PAVILLION, Wyo. – The residents of Pavillion, a rural community on the Wind River Indian Reservation in central Wyoming have been told by federal agencies not to drink their water and to use fans and ventilation while bathing or washing clothes to avoid the risk of explosion.
The warnings came in early September after a second set of testing and analysis by Environmental Protection Agency found benzene, metals, naphthalene, phenols, methane and other contaminants in groundwater and in area wells.
“It’s a concern,” said Mitchel Cottenoir, acting tribal water engineer for the Eastern Shoshone Tribe, whose tribal government in Fort Washakie is some 30 miles from Pavillion. “The Tribal Water Quality Commission is looking into it and is working closely with the EPA.”
Many of Pavillion’s residents blame hydraulic fracturing, or fracking, a technique used for nearly all of today’s natural gas extraction in which dangerous chemicals, mixed with millions of gallons of water and sand are injected at high pressure thousands of feet underground to create fissures in the rock and release the gas.
Cottenoir said the EPA hasn’t proven that fracking is the cause. The EPA is currently investigating whether extraction and drilling activities are the source of the contamination. The agency found that at least three water wells contained a chemical used in the fracking process.
The study is the first undertaken by the EPA, but it is made harder because gas companies can conceal the chemicals used in the process as trade secrets. The gas company that owns most of the wells near Pavillion is paying part of the cost of supplying drinking water to residents, while not accepting responsibility for the contamination.
Natural gas drilling is rapidly expanding across 31 states, and complaints like the ones from the residents of Pavillion have arisen across the country.
New York has blocked drilling within New York City’s watershed. Rep. Maurice Hinchey, D-N.Y., told a federal hearing in mid-September that the EPA must regulate hydraulic fracturing.
In Pennsylvania, 13 families have filed lawsuit against a drilling company that is blasting fluids deep underground for allegedly leaking toxic fracking fluid into the groundwater, exposing residents to dangerous chemicals and sickening a child.

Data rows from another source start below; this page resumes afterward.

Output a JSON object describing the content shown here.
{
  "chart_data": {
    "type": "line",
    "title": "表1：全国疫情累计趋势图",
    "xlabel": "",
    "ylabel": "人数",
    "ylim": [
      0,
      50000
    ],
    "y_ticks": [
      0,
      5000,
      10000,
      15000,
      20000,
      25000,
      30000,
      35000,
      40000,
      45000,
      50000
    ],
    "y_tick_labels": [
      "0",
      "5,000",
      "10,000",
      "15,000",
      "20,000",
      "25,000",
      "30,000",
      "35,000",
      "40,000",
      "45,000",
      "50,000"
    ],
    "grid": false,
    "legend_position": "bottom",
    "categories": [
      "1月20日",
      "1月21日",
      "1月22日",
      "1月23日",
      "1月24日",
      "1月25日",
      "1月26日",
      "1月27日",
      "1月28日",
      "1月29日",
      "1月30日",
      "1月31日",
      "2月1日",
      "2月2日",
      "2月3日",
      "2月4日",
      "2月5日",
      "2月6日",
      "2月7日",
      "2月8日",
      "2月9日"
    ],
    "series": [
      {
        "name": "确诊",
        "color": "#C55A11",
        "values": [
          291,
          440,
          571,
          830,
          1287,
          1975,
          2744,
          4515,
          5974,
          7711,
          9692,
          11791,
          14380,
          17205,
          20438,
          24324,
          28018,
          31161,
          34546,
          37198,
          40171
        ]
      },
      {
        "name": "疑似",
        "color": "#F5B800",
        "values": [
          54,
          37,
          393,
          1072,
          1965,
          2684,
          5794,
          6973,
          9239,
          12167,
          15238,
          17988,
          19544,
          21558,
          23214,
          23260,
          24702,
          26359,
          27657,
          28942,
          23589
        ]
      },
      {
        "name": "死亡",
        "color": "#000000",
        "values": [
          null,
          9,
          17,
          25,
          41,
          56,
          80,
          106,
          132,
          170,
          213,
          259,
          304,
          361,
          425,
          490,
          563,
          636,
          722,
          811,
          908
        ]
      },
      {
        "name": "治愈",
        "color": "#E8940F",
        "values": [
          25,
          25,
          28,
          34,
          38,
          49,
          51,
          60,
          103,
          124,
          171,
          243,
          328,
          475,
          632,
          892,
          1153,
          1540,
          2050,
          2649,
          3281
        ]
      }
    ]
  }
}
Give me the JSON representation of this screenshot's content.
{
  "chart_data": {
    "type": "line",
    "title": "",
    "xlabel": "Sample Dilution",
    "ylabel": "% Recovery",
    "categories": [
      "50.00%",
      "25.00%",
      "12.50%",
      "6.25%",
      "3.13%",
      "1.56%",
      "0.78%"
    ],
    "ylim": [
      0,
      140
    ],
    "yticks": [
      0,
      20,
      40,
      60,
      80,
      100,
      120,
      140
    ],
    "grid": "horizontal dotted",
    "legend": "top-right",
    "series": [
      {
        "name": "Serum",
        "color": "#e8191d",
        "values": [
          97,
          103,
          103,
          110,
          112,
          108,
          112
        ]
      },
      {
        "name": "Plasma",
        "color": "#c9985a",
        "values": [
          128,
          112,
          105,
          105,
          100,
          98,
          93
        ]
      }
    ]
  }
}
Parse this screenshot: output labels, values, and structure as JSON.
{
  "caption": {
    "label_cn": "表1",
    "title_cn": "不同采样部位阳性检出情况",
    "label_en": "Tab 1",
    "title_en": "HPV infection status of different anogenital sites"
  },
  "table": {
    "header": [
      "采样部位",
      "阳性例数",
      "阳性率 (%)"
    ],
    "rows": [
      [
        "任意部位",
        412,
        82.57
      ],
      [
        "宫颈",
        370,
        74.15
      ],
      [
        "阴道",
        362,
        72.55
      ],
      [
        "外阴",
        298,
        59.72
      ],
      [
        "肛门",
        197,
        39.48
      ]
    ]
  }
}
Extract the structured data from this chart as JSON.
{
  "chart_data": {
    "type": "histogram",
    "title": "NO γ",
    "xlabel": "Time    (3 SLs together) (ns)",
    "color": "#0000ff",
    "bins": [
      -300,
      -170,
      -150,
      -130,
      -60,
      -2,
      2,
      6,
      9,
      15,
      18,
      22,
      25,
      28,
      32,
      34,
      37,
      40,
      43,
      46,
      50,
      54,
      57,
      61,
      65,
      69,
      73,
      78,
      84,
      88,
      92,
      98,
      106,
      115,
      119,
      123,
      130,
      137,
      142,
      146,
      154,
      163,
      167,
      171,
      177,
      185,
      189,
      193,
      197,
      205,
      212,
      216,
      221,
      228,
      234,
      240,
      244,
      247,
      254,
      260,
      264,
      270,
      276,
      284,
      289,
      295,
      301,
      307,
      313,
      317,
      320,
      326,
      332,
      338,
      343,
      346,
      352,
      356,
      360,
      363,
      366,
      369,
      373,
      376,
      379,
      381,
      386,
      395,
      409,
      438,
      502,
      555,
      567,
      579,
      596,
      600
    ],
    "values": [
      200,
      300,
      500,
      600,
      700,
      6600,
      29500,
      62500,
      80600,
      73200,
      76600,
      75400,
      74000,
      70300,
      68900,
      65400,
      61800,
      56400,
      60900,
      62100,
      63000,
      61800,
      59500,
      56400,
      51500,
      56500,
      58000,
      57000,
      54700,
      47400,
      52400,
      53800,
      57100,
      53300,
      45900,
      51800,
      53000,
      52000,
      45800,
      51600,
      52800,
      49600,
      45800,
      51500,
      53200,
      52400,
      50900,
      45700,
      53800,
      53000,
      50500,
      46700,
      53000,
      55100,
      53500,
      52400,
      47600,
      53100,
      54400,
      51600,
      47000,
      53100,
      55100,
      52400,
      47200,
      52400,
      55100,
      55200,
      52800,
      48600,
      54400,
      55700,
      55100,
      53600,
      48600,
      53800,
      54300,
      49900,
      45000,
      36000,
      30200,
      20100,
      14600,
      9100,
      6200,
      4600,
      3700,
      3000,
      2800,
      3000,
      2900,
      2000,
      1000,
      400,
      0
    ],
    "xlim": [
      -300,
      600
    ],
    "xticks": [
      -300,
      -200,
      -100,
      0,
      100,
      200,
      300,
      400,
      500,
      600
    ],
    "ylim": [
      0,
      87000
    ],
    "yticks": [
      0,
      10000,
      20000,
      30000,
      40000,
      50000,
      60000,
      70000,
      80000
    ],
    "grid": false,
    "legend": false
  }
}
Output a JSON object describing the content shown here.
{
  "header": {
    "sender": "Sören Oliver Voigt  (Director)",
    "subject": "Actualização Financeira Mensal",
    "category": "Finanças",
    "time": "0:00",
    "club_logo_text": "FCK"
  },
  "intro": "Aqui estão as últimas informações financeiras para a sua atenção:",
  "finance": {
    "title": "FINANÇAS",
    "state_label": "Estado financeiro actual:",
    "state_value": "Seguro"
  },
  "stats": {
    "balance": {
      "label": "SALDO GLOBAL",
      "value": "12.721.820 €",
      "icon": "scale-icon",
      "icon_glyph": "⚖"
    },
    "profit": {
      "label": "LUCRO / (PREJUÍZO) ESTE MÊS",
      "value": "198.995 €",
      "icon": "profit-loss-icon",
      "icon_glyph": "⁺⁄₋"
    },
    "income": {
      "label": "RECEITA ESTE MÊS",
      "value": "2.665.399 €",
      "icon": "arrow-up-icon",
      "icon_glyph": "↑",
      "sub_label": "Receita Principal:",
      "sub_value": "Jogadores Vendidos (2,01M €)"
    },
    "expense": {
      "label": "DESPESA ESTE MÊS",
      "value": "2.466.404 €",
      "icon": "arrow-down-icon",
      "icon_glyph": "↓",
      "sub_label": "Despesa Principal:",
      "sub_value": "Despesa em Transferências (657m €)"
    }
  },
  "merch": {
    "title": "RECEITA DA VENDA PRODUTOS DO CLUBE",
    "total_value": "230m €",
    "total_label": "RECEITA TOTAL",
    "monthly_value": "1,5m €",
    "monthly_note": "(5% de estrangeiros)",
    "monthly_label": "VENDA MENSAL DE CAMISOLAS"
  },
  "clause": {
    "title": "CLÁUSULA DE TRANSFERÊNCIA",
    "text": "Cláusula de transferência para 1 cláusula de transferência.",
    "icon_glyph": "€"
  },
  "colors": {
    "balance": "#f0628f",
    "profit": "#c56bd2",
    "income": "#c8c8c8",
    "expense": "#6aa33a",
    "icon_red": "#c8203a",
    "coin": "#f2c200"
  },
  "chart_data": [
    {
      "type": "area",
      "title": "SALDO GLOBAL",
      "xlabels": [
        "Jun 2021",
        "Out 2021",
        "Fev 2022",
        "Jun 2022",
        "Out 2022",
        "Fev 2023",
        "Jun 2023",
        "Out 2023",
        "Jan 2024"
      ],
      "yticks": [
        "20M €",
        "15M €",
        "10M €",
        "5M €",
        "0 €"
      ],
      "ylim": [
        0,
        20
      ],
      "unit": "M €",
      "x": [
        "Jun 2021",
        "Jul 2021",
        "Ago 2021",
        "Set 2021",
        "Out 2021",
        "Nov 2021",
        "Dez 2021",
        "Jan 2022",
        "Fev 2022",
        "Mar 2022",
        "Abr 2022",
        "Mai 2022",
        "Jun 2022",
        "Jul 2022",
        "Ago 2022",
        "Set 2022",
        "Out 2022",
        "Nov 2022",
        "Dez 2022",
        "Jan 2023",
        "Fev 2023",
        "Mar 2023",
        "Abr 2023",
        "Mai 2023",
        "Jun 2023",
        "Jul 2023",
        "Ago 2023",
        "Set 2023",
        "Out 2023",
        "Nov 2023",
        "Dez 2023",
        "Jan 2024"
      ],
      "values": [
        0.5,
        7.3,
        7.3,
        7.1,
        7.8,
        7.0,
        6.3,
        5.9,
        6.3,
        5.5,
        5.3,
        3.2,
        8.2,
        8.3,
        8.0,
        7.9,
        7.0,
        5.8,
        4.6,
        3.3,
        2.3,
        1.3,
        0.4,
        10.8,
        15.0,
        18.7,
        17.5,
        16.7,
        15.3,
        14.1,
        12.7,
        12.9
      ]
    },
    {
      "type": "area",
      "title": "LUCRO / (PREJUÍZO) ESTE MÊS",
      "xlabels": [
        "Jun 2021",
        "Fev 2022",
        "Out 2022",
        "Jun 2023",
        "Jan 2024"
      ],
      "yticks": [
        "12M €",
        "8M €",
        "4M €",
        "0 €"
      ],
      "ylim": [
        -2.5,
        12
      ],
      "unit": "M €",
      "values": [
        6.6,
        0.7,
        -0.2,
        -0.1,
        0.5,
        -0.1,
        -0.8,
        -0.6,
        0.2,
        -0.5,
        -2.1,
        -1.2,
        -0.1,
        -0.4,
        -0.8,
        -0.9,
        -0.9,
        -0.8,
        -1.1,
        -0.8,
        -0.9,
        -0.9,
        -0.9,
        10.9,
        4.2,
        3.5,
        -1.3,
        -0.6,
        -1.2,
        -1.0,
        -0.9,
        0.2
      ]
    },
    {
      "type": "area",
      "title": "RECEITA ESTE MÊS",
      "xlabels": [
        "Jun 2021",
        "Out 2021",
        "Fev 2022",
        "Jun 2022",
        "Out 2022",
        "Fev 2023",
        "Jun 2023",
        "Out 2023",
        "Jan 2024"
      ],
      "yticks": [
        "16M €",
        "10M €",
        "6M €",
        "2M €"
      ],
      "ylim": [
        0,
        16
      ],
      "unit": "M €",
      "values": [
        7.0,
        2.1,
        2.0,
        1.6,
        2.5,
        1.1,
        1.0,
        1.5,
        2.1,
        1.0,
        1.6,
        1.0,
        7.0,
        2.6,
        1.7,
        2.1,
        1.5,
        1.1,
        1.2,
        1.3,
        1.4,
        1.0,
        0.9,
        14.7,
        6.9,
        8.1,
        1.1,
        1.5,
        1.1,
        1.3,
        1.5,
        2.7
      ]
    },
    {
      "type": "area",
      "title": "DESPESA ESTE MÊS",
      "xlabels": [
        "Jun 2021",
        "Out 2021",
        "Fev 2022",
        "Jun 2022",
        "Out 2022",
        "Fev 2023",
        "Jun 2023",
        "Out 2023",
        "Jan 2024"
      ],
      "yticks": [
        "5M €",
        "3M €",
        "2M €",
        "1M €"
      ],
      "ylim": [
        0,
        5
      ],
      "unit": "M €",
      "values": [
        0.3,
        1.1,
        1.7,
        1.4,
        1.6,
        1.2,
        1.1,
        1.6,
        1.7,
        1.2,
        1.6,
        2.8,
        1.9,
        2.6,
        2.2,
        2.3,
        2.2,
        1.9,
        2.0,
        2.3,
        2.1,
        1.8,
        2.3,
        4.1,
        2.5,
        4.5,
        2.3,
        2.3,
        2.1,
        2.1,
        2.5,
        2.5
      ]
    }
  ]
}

Pennsylvania’s Office of Homeland Security contracted with the Institute of Terrorism Research and Response, who in part tracked anti-drilling activists, reporting them for such activities as screening the critical documentary “Gasland.” Local news reported that ITTR also reports anti-drilling activities to private energy firms, to which a Sierra Club representative responded has “a chilling effect” on the environmental community. After Pennsylvania Gov. Ed Rendell learned of the tracking through news articles, he apologized to the citizenry, and terminated the ITTR contract.
But last March, after Congress ordered the agency to conduct a fracking study to address concerns that the process may impact ground and surface water quality in ways that threaten human health, the agency announced it will conduct a comprehensive research study to investigate potential adverse impacts.
The EPA is also pressuring the energy companies to provide information about the chemicals used in the fracking process. As it is now the agency doesn’t know which chemicals to test groundwater for.
The oil and gas industry argues that their costs from federal regulation would cripple their business, and that state regulations are already strong. A few states have regulations, but they vary.